Time to get groovy again. "Nothing On You" is another devotion to a girl, which doesn't help my argument from the last song. It doesn't make a for a bad song though. Subject-wise, this is just like every other damn song playing in the clubs, and most radios for that matter. Musically, it's totally different in every way, and that, at least, is a really redeeming factor.
"Hot-n-Fun" makes a good point - "people don't wanna think no more, they just wanna feel." There's something entirely old school and awesome about this song, even if it's just about insane partying. Maybe it's the addition of the piano, or that Nelly Furtado's involved in the whole thing. Parts are repetitive enough to know the song, but not so looped that you get bored quickly. Damn, this one needs to get played just a little more often when we're out and about.
"Sacred Temple." Don't think I'm crazy, or... well, at least hear me out. This sounds like KoRn, and I say that as a fan. There's just something in those whispers that scream it. It's girl-related, and there's some really strange shifts in musical elements throughout - even reaching into this almost Egyptian sound. "Miami" without the silly.
Listen to "I Wanna Jam" and tell me that line about "teenagers takin' over the world" doesn't sound familiar. I can't explain it. Oh well. From experience of working with today's teenagers, this is a pretty accurate description of them. They're far too mature for their own good, and therefore becoming the major group to target to sell to. It's just a weird but true phenomenon. I still can't figure out where they get the money.

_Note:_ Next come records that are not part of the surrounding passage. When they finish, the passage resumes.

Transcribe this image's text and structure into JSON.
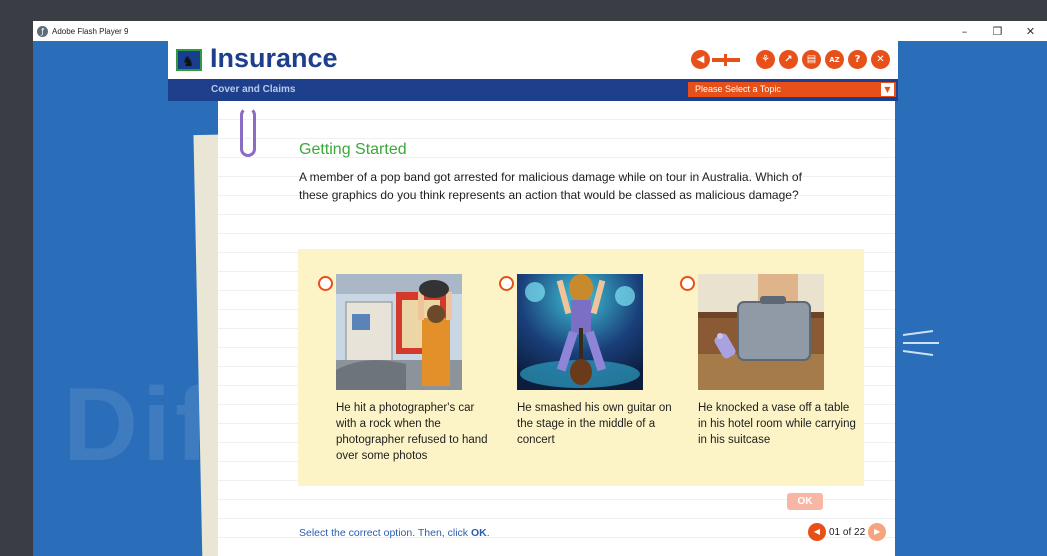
{
  "window": {
    "title": "Adobe Flash Player 9",
    "controls": {
      "minimize": "–",
      "maximize": "❐",
      "close": "✕"
    }
  },
  "watermark": "Diffe                  ns",
  "app": {
    "title": "Insurance",
    "section": "Cover and Claims",
    "topic_placeholder": "Please Select a Topic",
    "toolbar": [
      {
        "name": "sitemap",
        "glyph": "⚘"
      },
      {
        "name": "glossary",
        "glyph": "↗"
      },
      {
        "name": "notes",
        "glyph": "▤"
      },
      {
        "name": "a-z",
        "glyph": "AZ"
      },
      {
        "name": "help",
        "glyph": "?"
      },
      {
        "name": "exit",
        "glyph": "✕"
      }
    ]
  },
  "lesson": {
    "heading": "Getting Started",
    "question": "A member of a pop band got arrested for malicious damage while on tour in Australia. Which of these graphics do you think represents an action that would be classed as malicious damage?",
    "options": [
      {
        "caption": "He hit a photographer's car with a rock when the photographer refused to hand over some photos"
      },
      {
        "caption": "He smashed his own guitar on the stage in the middle of a concert"
      },
      {
        "caption": "He knocked a vase off a table in his hotel room while carrying in his suitcase"
      }
    ],
    "ok_label": "OK",
    "instruction_prefix": "Select the correct option. Then, click ",
    "instruction_ok": "OK",
    "instruction_suffix": ".",
    "page_counter": "01 of 22"
  },
  "colors": {
    "accent": "#e8501a",
    "brand_blue": "#1d3f8c",
    "heading_green": "#3aa83a",
    "option_panel": "#fcf3c7"
  }
}
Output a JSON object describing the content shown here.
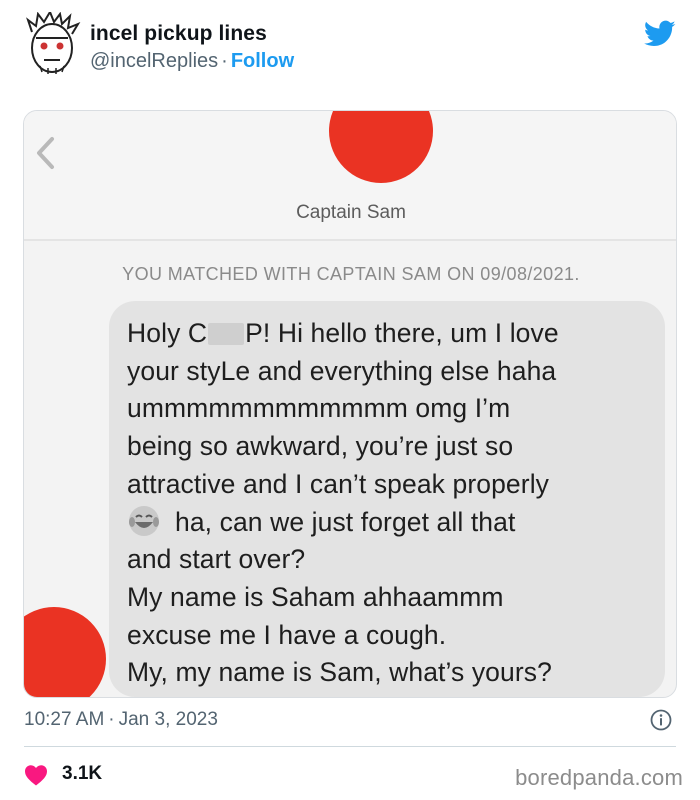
{
  "tweet": {
    "author_name": "incel pickup lines",
    "author_handle": "@incelReplies",
    "separator": "·",
    "follow_label": "Follow",
    "avatar_icon": "sketch-face-avatar-icon",
    "platform_icon": "twitter-bird-icon",
    "brand_color": "#1d9bf0",
    "timestamp_time": "10:27 AM",
    "timestamp_date": "Jan 3, 2023",
    "info_icon": "info-icon",
    "like_icon": "heart-icon",
    "like_color": "#f91880",
    "like_count": "3.1K"
  },
  "screenshot": {
    "back_icon": "chevron-left-icon",
    "match_name": "Captain Sam",
    "match_note": "YOU MATCHED WITH CAPTAIN SAM ON 09/08/2021.",
    "avatar_color": "#ea3323",
    "message_lines": {
      "line1_a": "Holy C",
      "line1_b": "P! Hi hello there, um I love",
      "line2": "your styLe and everything else haha",
      "line3": "ummmmmmmmmmmm omg I’m",
      "line4": "being so awkward, you’re just so",
      "line5": "attractive and I can’t speak properly",
      "line6": "ha, can we just forget all that",
      "line7": "and start over?",
      "line8": "My name is Saham ahhaammm",
      "line9": "excuse me I have a cough.",
      "line10": "My, my name is Sam, what’s yours?"
    },
    "emoji_icon": "laughing-tears-emoji-icon"
  },
  "watermark": "boredpanda.com"
}
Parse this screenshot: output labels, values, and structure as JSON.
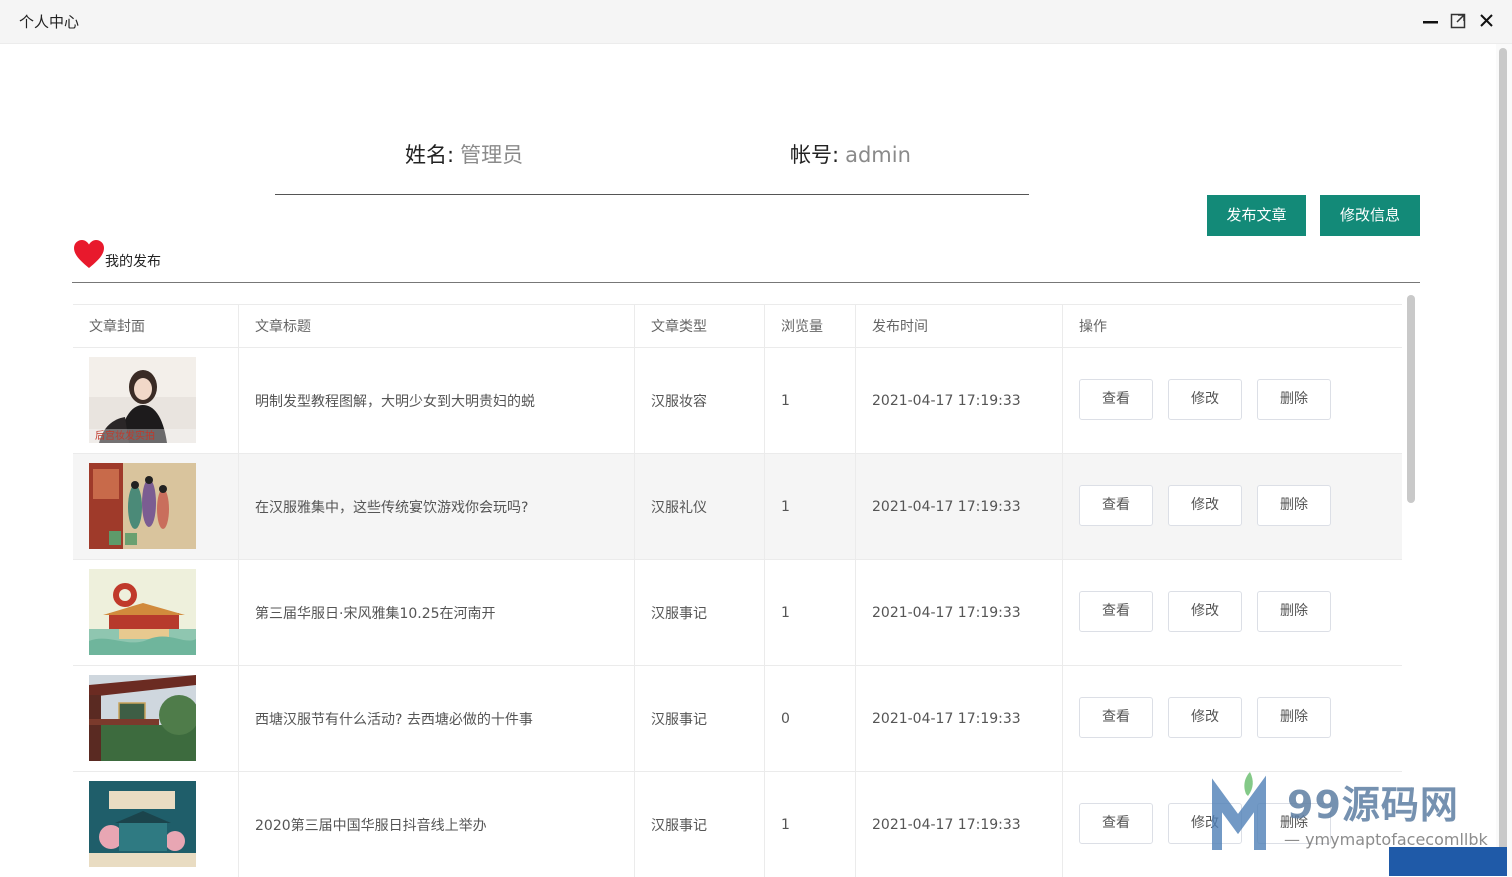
{
  "window": {
    "title": "个人中心"
  },
  "profile": {
    "name_label": "姓名:",
    "name_value": "管理员",
    "account_label": "帐号:",
    "account_value": "admin"
  },
  "actions": {
    "publish_label": "发布文章",
    "edit_info_label": "修改信息"
  },
  "section": {
    "title": "我的发布"
  },
  "table": {
    "columns": [
      "文章封面",
      "文章标题",
      "文章类型",
      "浏览量",
      "发布时间",
      "操作"
    ],
    "rows": [
      {
        "title": "明制发型教程图解，大明少女到大明贵妇的蜕",
        "type": "汉服妆容",
        "views": "1",
        "time": "2021-04-17 17:19:33",
        "view_label": "查看",
        "edit_label": "修改",
        "delete_label": "删除"
      },
      {
        "title": "在汉服雅集中，这些传统宴饮游戏你会玩吗?",
        "type": "汉服礼仪",
        "views": "1",
        "time": "2021-04-17 17:19:33",
        "view_label": "查看",
        "edit_label": "修改",
        "delete_label": "删除"
      },
      {
        "title": "第三届华服日·宋风雅集10.25在河南开",
        "type": "汉服事记",
        "views": "1",
        "time": "2021-04-17 17:19:33",
        "view_label": "查看",
        "edit_label": "修改",
        "delete_label": "删除"
      },
      {
        "title": "西塘汉服节有什么活动? 去西塘必做的十件事",
        "type": "汉服事记",
        "views": "0",
        "time": "2021-04-17 17:19:33",
        "view_label": "查看",
        "edit_label": "修改",
        "delete_label": "删除"
      },
      {
        "title": "2020第三届中国华服日抖音线上举办",
        "type": "汉服事记",
        "views": "1",
        "time": "2021-04-17 17:19:33",
        "view_label": "查看",
        "edit_label": "修改",
        "delete_label": "删除"
      }
    ]
  },
  "watermark": {
    "brand": "99源码网",
    "sub": "— ymymaptofacecomllbk"
  },
  "colors": {
    "primary": "#138a78",
    "heart": "#e8192c"
  }
}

"The Man" just strikes you from the title as a good close-out song for the album of this nature. The beat's sort of weird and sexual, but I guess in the end it all winds up making some kind of sense. Maybe it's just got too weird a vibe to really enjoy, but there is an ending quality to it as we check-out on this album.
Added To My Playlist:
- "Perfect Defect"
- "Life as a Fish"
Welp, it wasn't a favorite, but was, by far, one of the most interesting pieces I've heard - perhaps ever. It makes for a really good look at our time, if you're taking the time to listen. If you're not? It's still fantastic to put on while you're around with some friends for the night. Either way, this one was good. Real good.